Le plus vieux marché de Barcelone

Toujours sur le même trottoir, s’ouvre sous un porche au vitrail art nouveau, l’un des plus anciens marchés de Barcelone, celui de la Boqueria. Un monde à part fait d’une multitude de stands colorés où l’on rencontre le meilleur des produits frais de Catalogne, bien sûr, mais aussi du monde entier. Pas un fruit qui ne soit trouvable ici en toute saison, pas une épice non plus. Les étals de poissons, ruisselants de fraîcheur sont une merveille. Partout, un tourbillon d’odeurs, de couleurs. Et tout autour, de petits restaurants sans prétention qui évoquent irrésistiblement les Halles quand elles étaient encore le ventre vivant de Paris avec leur gouaille et leur atmosphère bon enfant.

Un opéra mythique

Changement de style avec le grand théâtre du Liceu, construit sur les ruines d’un couvent et marqué par une étrange malédiction. En 1835, il brûle pour la première fois. Reconstruit et restauré il fait les beaux jours de l’opéra dans la péninsule avant de brûler à nouveau en 1994 dans un incendie spectaculaire suivi par les télévisions du monde entier. Reconstruit à l’identique par le cabinet d’architectes Fabre & Dilmé, le Liceu est très vite redevenu l’une des grandes scènes lyriques du monde. Une halte dans son hall aux sublimes lustres de cristal taillé s’impose. Ici sont passées les plus belles voix du monde, servies par les plus grands chefs d’orchestre.

Miró ou la météo

Au milieu de la Rambla, juste à côté de la station de métro Liceu, sur une petite place connue comme le « Pla de l’Os », s’étend une magnifique céramique de Miró. Les Barcelonais en ont fait un étrange baromètre : il paraît que selon la lumière, le bleu ou le rouge sont tour à tour dominants, le premier annonçant le beau temps, le deuxième la pluie. C’est un des luxes de Barcelone, fouler aux pieds le beau comme par inadvertance, comme si rien au monde n’était plus naturel que la fréquentation quotidienne des arts.

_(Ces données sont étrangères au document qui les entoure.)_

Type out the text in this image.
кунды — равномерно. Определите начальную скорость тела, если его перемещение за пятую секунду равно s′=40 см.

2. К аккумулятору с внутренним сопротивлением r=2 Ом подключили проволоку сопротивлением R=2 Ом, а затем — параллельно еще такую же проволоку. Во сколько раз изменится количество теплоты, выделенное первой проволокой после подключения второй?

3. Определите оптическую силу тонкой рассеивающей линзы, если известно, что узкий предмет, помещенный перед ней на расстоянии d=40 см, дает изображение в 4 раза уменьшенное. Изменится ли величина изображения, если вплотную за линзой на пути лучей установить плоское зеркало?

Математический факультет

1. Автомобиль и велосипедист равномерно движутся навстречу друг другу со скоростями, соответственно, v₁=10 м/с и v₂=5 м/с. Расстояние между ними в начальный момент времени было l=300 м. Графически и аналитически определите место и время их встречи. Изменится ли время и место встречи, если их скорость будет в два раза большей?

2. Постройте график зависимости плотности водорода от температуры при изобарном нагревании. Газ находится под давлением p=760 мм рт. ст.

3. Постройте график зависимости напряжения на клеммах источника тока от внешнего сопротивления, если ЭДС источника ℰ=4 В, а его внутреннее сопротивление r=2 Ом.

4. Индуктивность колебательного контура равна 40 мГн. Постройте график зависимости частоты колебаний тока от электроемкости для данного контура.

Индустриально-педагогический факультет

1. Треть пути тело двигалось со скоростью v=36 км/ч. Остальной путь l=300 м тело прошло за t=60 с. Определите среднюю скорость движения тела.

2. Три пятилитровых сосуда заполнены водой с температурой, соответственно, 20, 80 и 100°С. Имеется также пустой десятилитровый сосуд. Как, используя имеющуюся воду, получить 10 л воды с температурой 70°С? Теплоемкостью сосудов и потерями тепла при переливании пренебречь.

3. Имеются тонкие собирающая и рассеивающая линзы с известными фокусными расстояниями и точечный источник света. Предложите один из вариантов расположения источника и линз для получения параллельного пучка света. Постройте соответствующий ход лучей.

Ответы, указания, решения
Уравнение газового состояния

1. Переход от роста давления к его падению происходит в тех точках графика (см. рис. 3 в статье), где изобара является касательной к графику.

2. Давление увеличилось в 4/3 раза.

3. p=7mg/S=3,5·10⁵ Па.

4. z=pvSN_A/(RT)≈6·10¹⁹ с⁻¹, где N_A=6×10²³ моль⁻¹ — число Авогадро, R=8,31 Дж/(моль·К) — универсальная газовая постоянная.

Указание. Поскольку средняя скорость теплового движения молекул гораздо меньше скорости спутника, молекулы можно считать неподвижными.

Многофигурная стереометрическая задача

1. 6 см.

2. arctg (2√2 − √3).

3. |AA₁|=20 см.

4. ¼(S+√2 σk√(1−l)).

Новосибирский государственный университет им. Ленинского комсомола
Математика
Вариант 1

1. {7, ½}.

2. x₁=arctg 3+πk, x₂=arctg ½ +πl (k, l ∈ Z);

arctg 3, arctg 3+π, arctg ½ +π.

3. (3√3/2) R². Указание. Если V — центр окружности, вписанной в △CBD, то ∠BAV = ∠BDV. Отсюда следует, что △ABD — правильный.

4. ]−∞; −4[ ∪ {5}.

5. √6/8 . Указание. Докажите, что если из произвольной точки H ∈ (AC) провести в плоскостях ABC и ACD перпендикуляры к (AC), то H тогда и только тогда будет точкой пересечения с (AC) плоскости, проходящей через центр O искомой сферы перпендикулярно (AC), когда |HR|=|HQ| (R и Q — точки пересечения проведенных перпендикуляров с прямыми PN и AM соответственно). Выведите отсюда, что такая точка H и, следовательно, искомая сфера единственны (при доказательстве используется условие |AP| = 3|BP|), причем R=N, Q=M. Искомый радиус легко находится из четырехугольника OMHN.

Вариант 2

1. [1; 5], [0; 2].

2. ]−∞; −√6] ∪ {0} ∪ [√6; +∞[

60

Ramblas4Un monde pittoresque

Juste à coté, on peut se demander d’ou vient l’exubérance toute extrême-orientale de la façade de la Casa dels paraigües avec sa touche un peu chinoise et laquée. Le propriétaire des lieux tenait une boutique dédiée à la vente des parapluies, il a profité de l’exposition universelle de 1888 pour étendre son commerce aux étages supérieurs et signaler aux chalands le développement de sa petite entreprise . En lieu et place de mosaïques ou de sculptures, la façade est décorée de rosaces qui sont en réalité des motifs de parapluies ! Ne manquez pas non plus l’horloge du fronton de l’Académie Royale des Arts et des Sciences. Avant l‘invention de la radio, c’est elle qui donnait l’heure universelle de Barcelone, et tous les horlogers de la ville venaient y caler leurs instruments.

Simplement royale

Puisque vous traversez la Rambla, c’est le moment de faire un crochet par l’une des plus belles places du monde, la Plaça Reial ou Place Royale, bordée d’arcades et joliment plantée de palmiers. A noter la fontaine des trois grâces et ses deux magnifiques lampadaires créés par Gaudí qui a décidément mis son empreinte partout dans la ville. Le dimanche, la jolie place accueille un marché de timbres et de numismatiques. La Plaça Reial, quoique peu recommandable la nuit, est entourée de cafés et de restaurants. Elle reste le lieu idéal pour prendre l’apéritif et laisser le charme agir… On servait autrefois au Café Suisse un « arròs de senyoreta » un riz de demoiselle, dont tous les fruits de mer et crustacés avaient été soigneusement vidés de façon à ce que les élégantes ne risquent pas de se salir les doigts !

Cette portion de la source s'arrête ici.